The decision of the Office of Workers’ Compensation Programs dated June 25, 1996 is hereby affirmed.
Dated, Washington, D.C.
November 4, 1998
Michael J. Walsh
Chairman
Michael E. Groom
Alternate Member
Bradley T. Knott
Alternate Member
[1] The record does not contain a compensation order for the schedule award but does include computer forms indicating that a schedule award was approved.
[2] The Board’s jurisdiction to consider and decide appeals from final decisions of the Office extends only to those final decisions issued within one year prior to the filing of the appeal. As appellant filed his appeal with the Board on September 16, 1996, the only decision before the Board is the Office’s June 26, 1996 decision. See 20 C.F.R. §§ 501.2(c), 501.3(d)(2).

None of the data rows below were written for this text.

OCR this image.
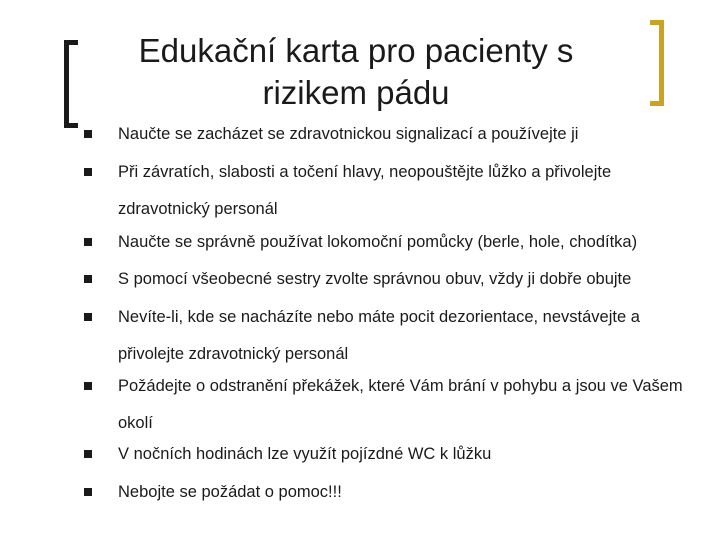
Edukační karta pro pacienty s rizikem pádu
Naučte se zacházet se zdravotnickou signalizací a používejte ji
Při závratích, slabosti a točení hlavy, neopouštějte lůžko a přivolejte zdravotnický personál
Naučte se správně používat lokomoční pomůcky (berle, hole, chodítka)
S pomocí všeobecné sestry zvolte správnou obuv, vždy ji dobře obujte
Nevíte-li, kde se nacházíte nebo máte pocit dezorientace, nevstávejte a přivolejte zdravotnický personál
Požádejte o odstranění překážek, které Vám brání v pohybu a jsou ve Vašem okolí
V nočních hodinách lze využít pojízdné WC k lůžku
Nebojte se požádat o pomoc!!!
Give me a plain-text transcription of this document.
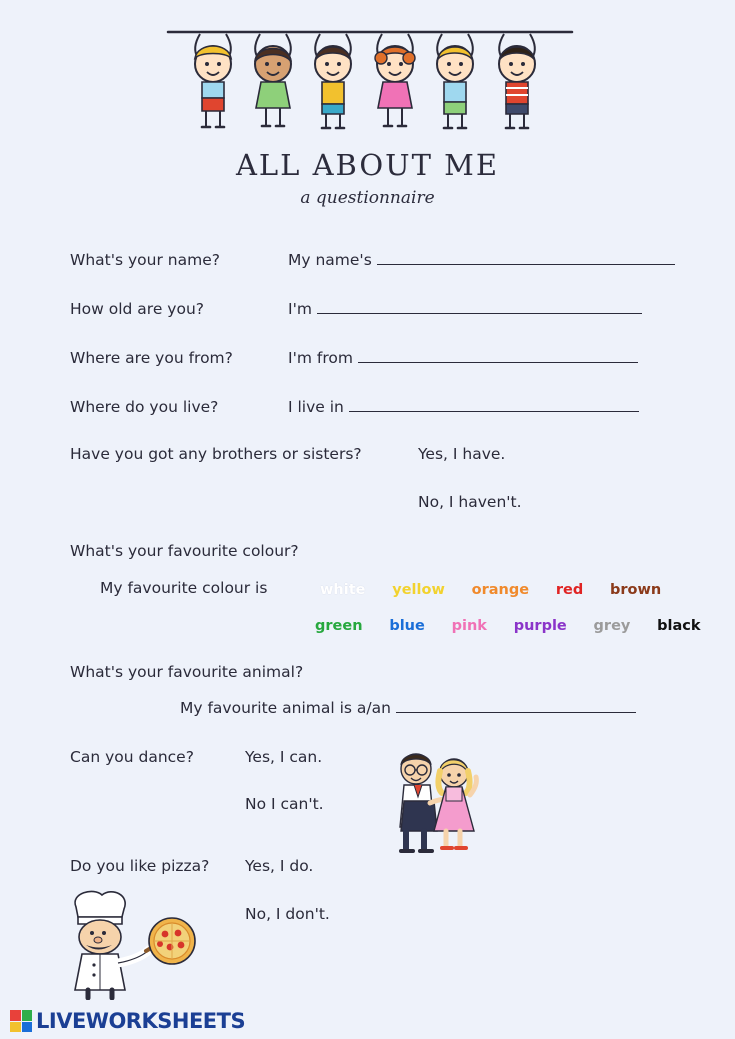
ALL ABOUT ME
a questionnaire
What's your name?	My name's
How old are you?	I'm
Where are you from?	I'm from
Where do you live?	I live in
Have you got any brothers or sisters?	Yes, I have.
No, I haven't.
What's your favourite colour?
My favourite colour is	white yellow orange red brown
green blue pink purple grey black
What's your favourite animal?
My favourite animal is a/an
Can you dance?	Yes, I can.
No I can't.
Do you like pizza? Yes, I do.
No, I don't.
LIVEWORKSHEETS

[4] Sandra F. Powell, 45 ECAB 877 (1994); Eugene F. Butler, 36 ECAB 393 (1984); Bruce E. Martin, 35 ECAB 1090 (1984).
[6] The Office decision in relation this claim, No. A12-142538, is not included in the record, however, all of the pertinent correspondence from appellant confirms that this claim was denied .
[7] Appellant had submitted previously a September 20, 1994 report by Dr. Goff in which he diagnosed a chronic back condition related to appellant’s herniated disc and degenerative arthritis and anterior cruciate ligament deficiency in both knees. Dr. Goff indicated that appellant would become disabled over time and as a result he would qualify for sedentary work only that did not require standing, walking lifting or carrying. He also noted that appellant had previously refused light-duty work and could not do said work now. The Office properly concluded that Dr. Goff’s prediction of appellant’s future injury or disability was not sufficient to establish that appellant was currently disabled by his knee condition, see Mary A. Geary, 43 ECAB 300 (1991); Gaetan F. Valenza, 39 ECAB 1349 (1988). In addition, Dr. Goff’s statement that appellant had refused a light-duty position due the physical limitation indicates that he based his opinion, in part, on an inaccurate factual history. Thus, to the degree he provided a current assessment of appellant’s physical limitations in relation to his knees, Dr. Goff’s opinion was not rationalized and is of limited probative value as it was based on an inaccurate history. James A. Wyrich, 31 ECAB 1805 (1980).